The walkie-talkie pattern is still the heart of it. Each language gets a hemisphere of the screen with its flag and last utterance; tapping triggers the mic, lifting your finger triggers the translation. There is no menu to learn, no setup, no paired devices. A taxi driver in Lisbon can hand the phone to a tourist from Osaka and the tourist will figure it out before the meter has changed.
What has changed is the surrounding market. DeepL writes better prose, Google Translate has cheaper offline packs, Apple’s own Translate app is free and on every iPhone. iTranslate’s bet is that none of them feel quite as natural in the actual moment a conversation needs to happen. Mostly that bet still pays off.
It is not the smartest translator on the App Store, but it is the one that gets out of the way fastest when a stranger is waiting.
FEATURES
The app pivots around two oversized hemispheres, each tied to a language and flag. Press your side, speak, release; the app transcribes, translates, and reads the result aloud in the other voice. A small swap arrow flips the pair when needed. Every exchange lands in a Transcripts log you can export or share — useful for hotel addresses, prescription names, or anything you want to send back to yourself in writing.
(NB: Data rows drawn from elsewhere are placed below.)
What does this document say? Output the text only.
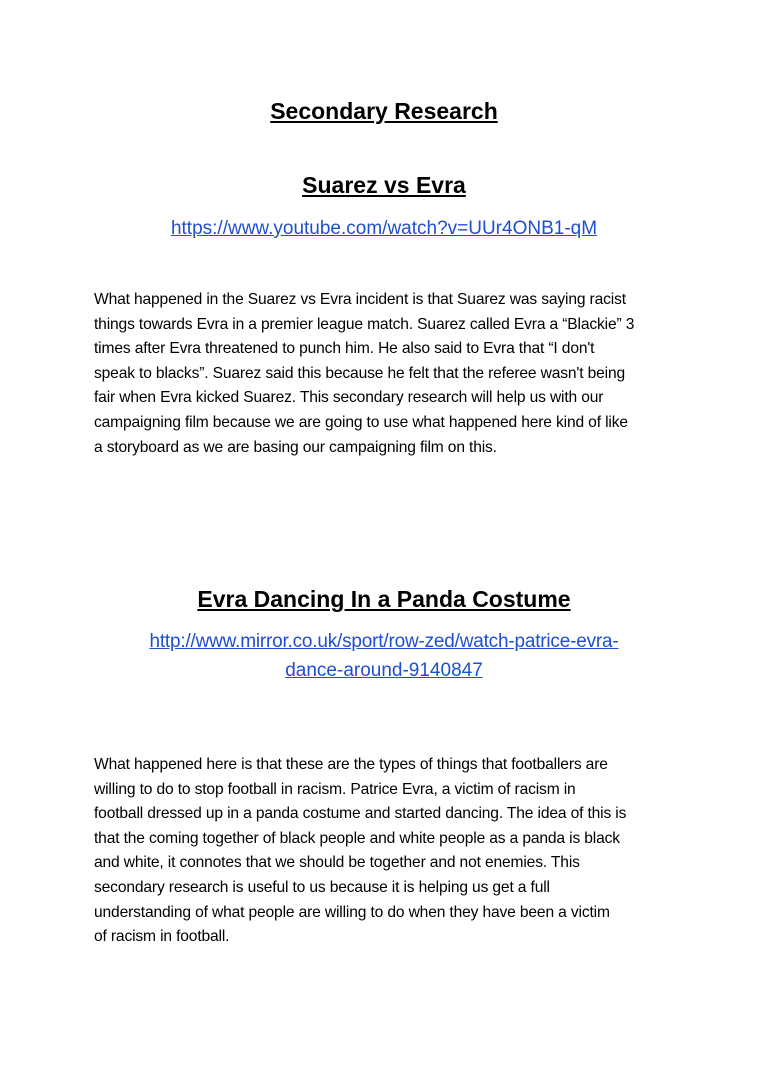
Secondary Research
Suarez vs Evra
https://www.youtube.com/watch?v=UUr4ONB1-qM
What happened in the Suarez vs Evra incident is that Suarez was saying racist
things towards Evra in a premier league match. Suarez called Evra a “Blackie” 3
times after Evra threatened to punch him. He also said to Evra that “I don't
speak to blacks”. Suarez said this because he felt that the referee wasn't being
fair when Evra kicked Suarez. This secondary research will help us with our
campaigning film because we are going to use what happened here kind of like
a storyboard as we are basing our campaigning film on this.
Evra Dancing In a Panda Costume
http://www.mirror.co.uk/sport/row-zed/watch-patrice-evra-
dance-around-9140847
What happened here is that these are the types of things that footballers are
willing to do to stop football in racism. Patrice Evra, a victim of racism in
football dressed up in a panda costume and started dancing. The idea of this is
that the coming together of black people and white people as a panda is black
and white, it connotes that we should be together and not enemies. This
secondary research is useful to us because it is helping us get a full
understanding of what people are willing to do when they have been a victim
of racism in football.
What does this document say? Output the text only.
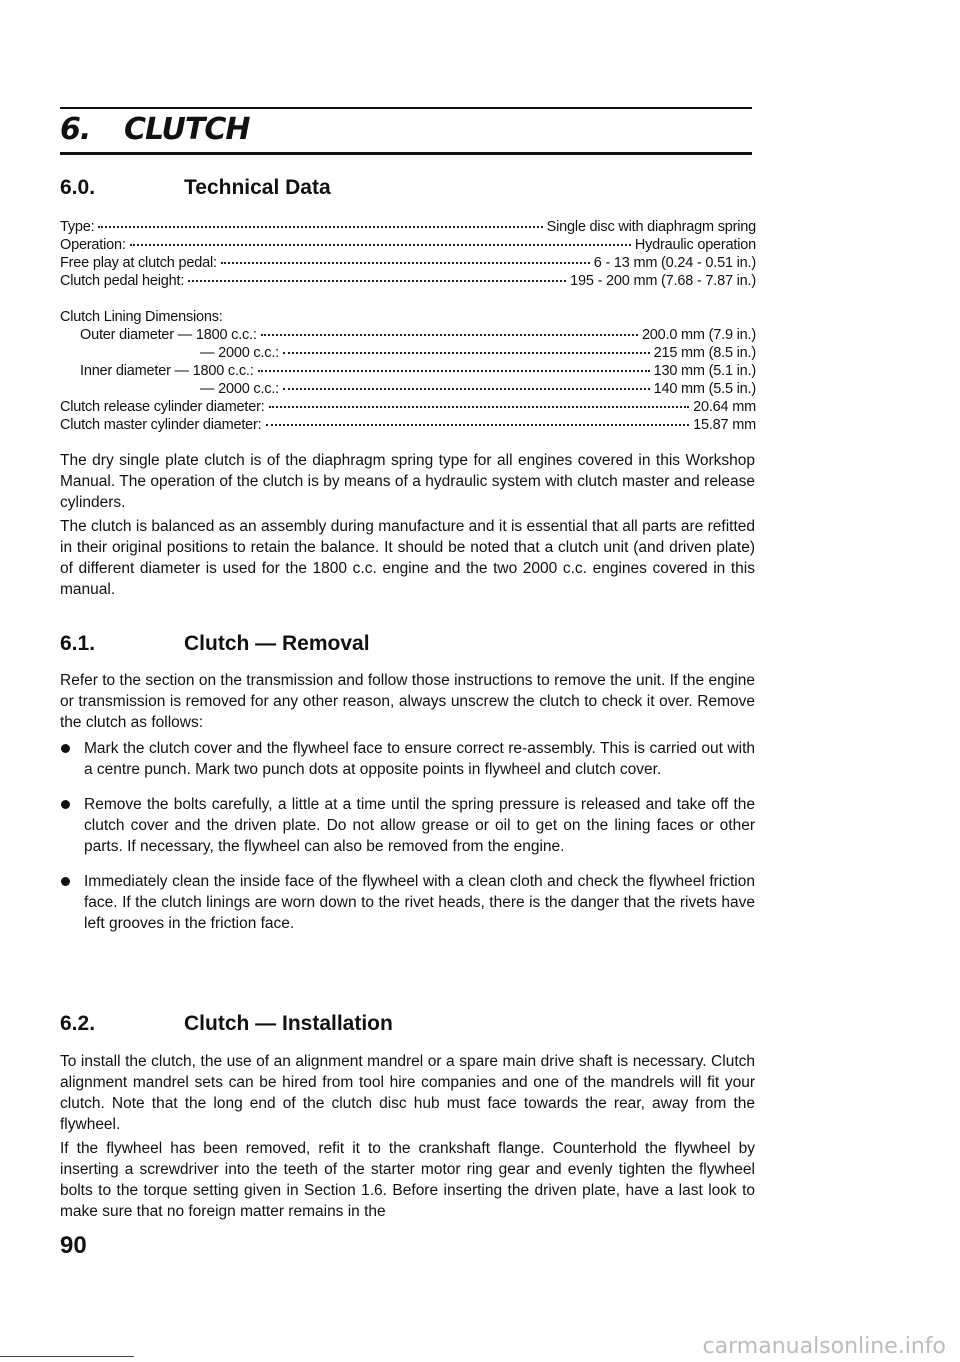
6. CLUTCH
6.0.	Technical Data
Type:	Single disc with diaphragm spring
Operation:	Hydraulic operation
Free play at clutch pedal:	6 - 13 mm (0.24 - 0.51 in.)
Clutch pedal height:	195 - 200 mm (7.68 - 7.87 in.)
Clutch Lining Dimensions:
Outer diameter — 1800 c.c.:	200.0 mm (7.9 in.)
— 2000 c.c.:	215 mm (8.5 in.)
Inner diameter — 1800 c.c.:	130 mm (5.1 in.)
— 2000 c.c.:	140 mm (5.5 in.)
Clutch release cylinder diameter:	20.64 mm
Clutch master cylinder diameter:	15.87 mm

The dry single plate clutch is of the diaphragm spring type for all engines covered in this Workshop Manual. The operation of the clutch is by means of a hydraulic system with clutch master and release cylinders.

The clutch is balanced as an assembly during manufacture and it is essential that all parts are refitted in their original positions to retain the balance. It should be noted that a clutch unit (and driven plate) of different diameter is used for the 1800 c.c. engine and the two 2000 c.c. engines covered in this manual.

6.1.	Clutch — Removal

Refer to the section on the transmission and follow those instructions to remove the unit. If the engine or transmission is removed for any other reason, always unscrew the clutch to check it over. Remove the clutch as follows:

Mark the clutch cover and the flywheel face to ensure correct re-assembly. This is carried out with a centre punch. Mark two punch dots at opposite points in flywheel and clutch cover.
Remove the bolts carefully, a little at a time until the spring pressure is released and take off the clutch cover and the driven plate. Do not allow grease or oil to get on the lining faces or other parts. If necessary, the flywheel can also be removed from the engine.
Immediately clean the inside face of the flywheel with a clean cloth and check the flywheel friction face. If the clutch linings are worn down to the rivet heads, there is the danger that the rivets have left grooves in the friction face.
6.2.	Clutch — Installation

To install the clutch, the use of an alignment mandrel or a spare main drive shaft is necessary. Clutch alignment mandrel sets can be hired from tool hire companies and one of the mandrels will fit your clutch. Note that the long end of the clutch disc hub must face towards the rear, away from the flywheel.

If the flywheel has been removed, refit it to the crankshaft flange. Counterhold the flywheel by inserting a screwdriver into the teeth of the starter motor ring gear and evenly tighten the flywheel bolts to the torque setting given in Section 1.6. Before inserting the driven plate, have a last look to make sure that no foreign matter remains in the

90
carmanualsonline.info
Coverage is broad across the iTranslate suite, with the live voice mode supported in a smaller subset of those languages. Regional variants — Latin American vs. European Spanish, simplified vs. traditional Chinese — are picked from a long-press menu on each side. A built-in Phrasebook ships canned travel sentences grouped by situation, which helps when the network is shaky and you need to point and play instead of speak. Voice gender and speaking speed are configurable per language.
Subscription unlocks offline language packs, ad removal, and the full Phrasebook. The Pro tier is shared across iTranslate's apps, so the same login carries between them.
MISSION ACCOMPLISHED
The interface is the win. Voice translation is a category that constantly tries to show off — animated waveforms, AR captions, agent personalities — and iTranslate Voice mostly refuses. The flag, the button, the played-back sentence. Anyone who has tried to teach a relative how to use Google Translate's conversation mode in a noisy restaurant understands why this matters.
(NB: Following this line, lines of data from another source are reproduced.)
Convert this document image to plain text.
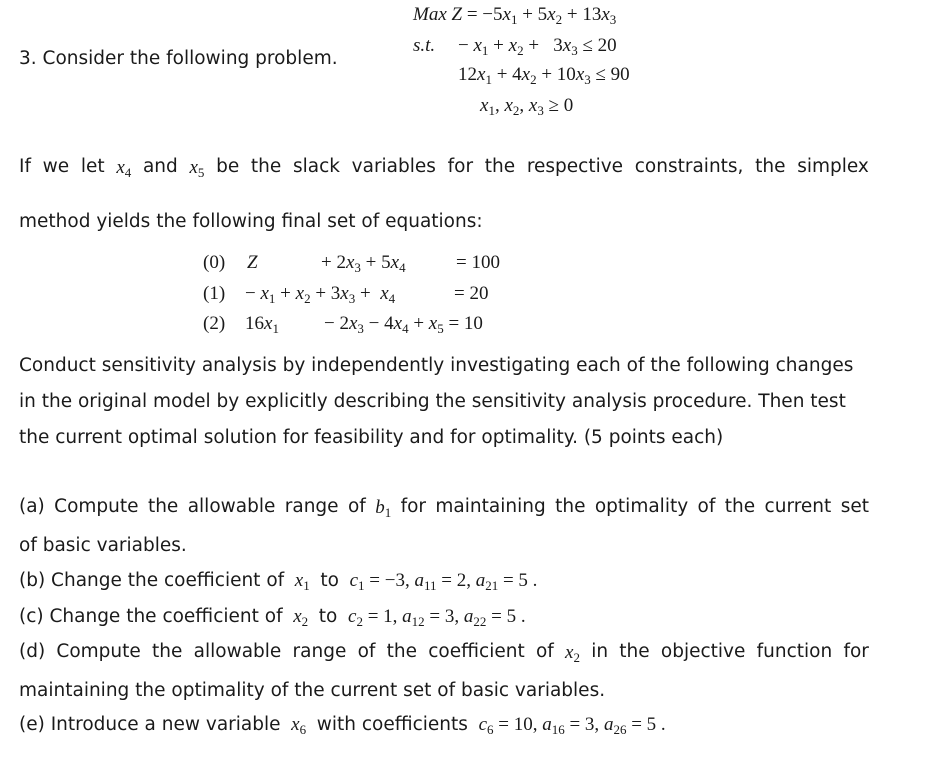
3. Consider the following problem.
Max $Z = -5x_1 + 5x_2 + 13x_3$
s.t. − $x_1 + x_2 + 3x_3 \le 20$
$12x_1 + 4x_2 + 10x_3 \le 90$
$x_1$, $x_2$, $x_3 \ge 0$
If we let $x_4$ and $x_5$ be the slack variables for the respective constraints, the simplex
method yields the following final set of equations:
(0) Z	+ $2x_3 + 5x_4$	= 100
$(1) - x_1 + x_2 + 3x_3 + x_4$	= 20
(2) $16x_1 - 2x_3 - 4x_4 + x_5 = 10$
Conduct sensitivity analysis by independently investigating each of the following changes
in the original model by explicitly describing the sensitivity analysis procedure. Then test
the current optimal solution for feasibility and for optimality. (5 points each)
(a) Compute the allowable range of $b_1$ for maintaining the optimality of the current set
of basic variables.
(b) Change the coefficient of  $x_1$  to  $c_1 = -3$, $a_{11} = 2$, $a_{21} = 5$ .
(c) Change the coefficient of  $x_2$  to  $c_2 = 1$, $a_{12} = 3$, $a_{22} = 5$ .
(d) Compute the allowable range of the coefficient of $x_2$ in the objective function for
maintaining the optimality of the current set of basic variables.
(e) Introduce a new variable  $x_6$  with coefficients  $c_6 = 10$, $a_{16} = 3$, $a_{26} = 5$ .
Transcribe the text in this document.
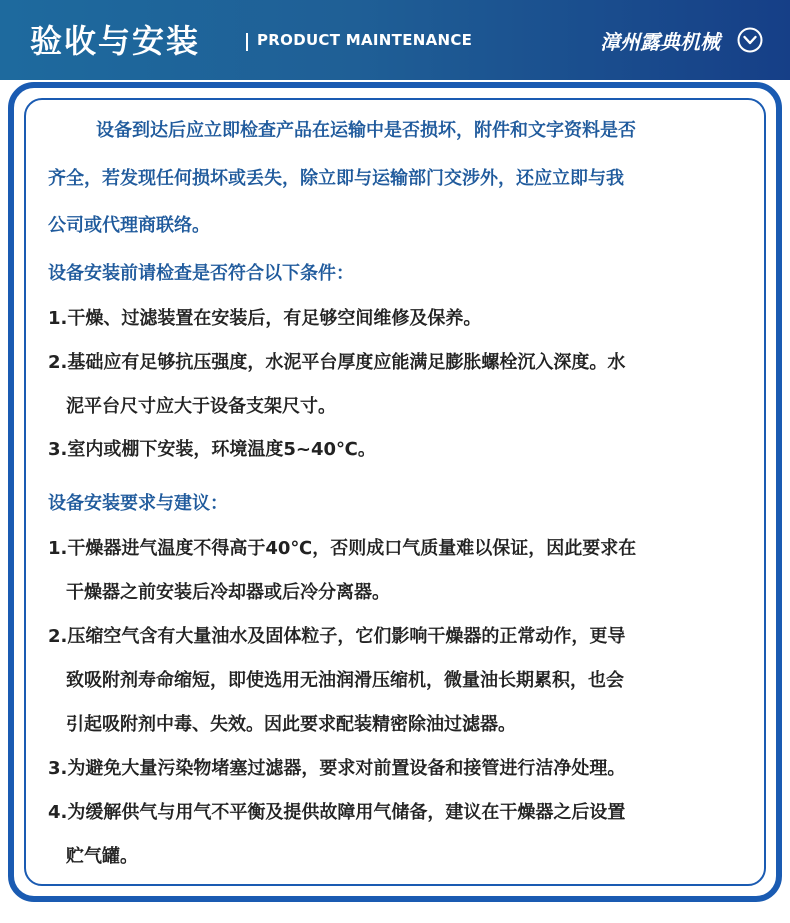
验收与安装	PRODUCT MAINTENANCE	漳州露典机械
设备到达后应立即检查产品在运输中是否损坏，附件和文字资料是否
齐全，若发现任何损坏或丢失，除立即与运输部门交涉外，还应立即与我
公司或代理商联络。
设备安装前请检查是否符合以下条件：
1.干燥、过滤装置在安装后，有足够空间维修及保养。
2.基础应有足够抗压强度，水泥平台厚度应能满足膨胀螺栓沉入深度。水
泥平台尺寸应大于设备支架尺寸。
3.室内或棚下安装，环境温度5~40℃。
设备安装要求与建议：
1.干燥器进气温度不得高于40℃，否则成口气质量难以保证，因此要求在
干燥器之前安装后冷却器或后冷分离器。
2.压缩空气含有大量油水及固体粒子，它们影响干燥器的正常动作，更导
致吸附剂寿命缩短，即使选用无油润滑压缩机，微量油长期累积，也会
引起吸附剂中毒、失效。因此要求配装精密除油过滤器。
3.为避免大量污染物堵塞过滤器，要求对前置设备和接管进行洁净处理。
4.为缓解供气与用气不平衡及提供故障用气储备，建议在干燥器之后设置
贮气罐。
Latency is the second win. On a decent connection the round-trip from "release the button" to "the other person's voice in the other language" is fast enough that the conversation does not stall. Transcript export is the unglamorous third — you walk away from a doctor's visit or a customs counter with a record you can paste into Notes or send to a partner.
ROOM TO IMPROVE
The pricing is where the goodwill leaks. Live voice translation is gated behind a Pro subscription, and the free tier strands you after a small daily allotment of voice minutes. Recent App Store reviews include a recurring complaint that the introductory trial auto-rolls into the annual plan if you miss the cancellation window — not unique to iTranslate, but worth knowing before you tap through. For a tool most people use on three trips a year, the math is uncomfortable next to Apple Translate (free) and Google Translate (free).
Text translation quality is the other soft spot. Drop a paragraph of nuanced prose into the text panel and the output is competent but plainly behind DeepL — sometimes behind Google. CarPlay is effectively a non-feature for voice translation, and major-version updates have slowed; the changelog has read "bug fixes and performance improvements" for several cycles in a row.
CONCLUSION
Buy iTranslate Voice if you travel often enough that conversation-mode latency and a clean two-handed interface matter more than text-translation finesse. Skip it if you translate mostly menus, signs, and emails — Apple Translate and DeepL will serve you better and cost nothing. The interesting question for the next year is whether iTranslate ships a real on-device model update or lets the app coast on its 2012 metaphor while Apple Intelligence quietly absorbs the use case.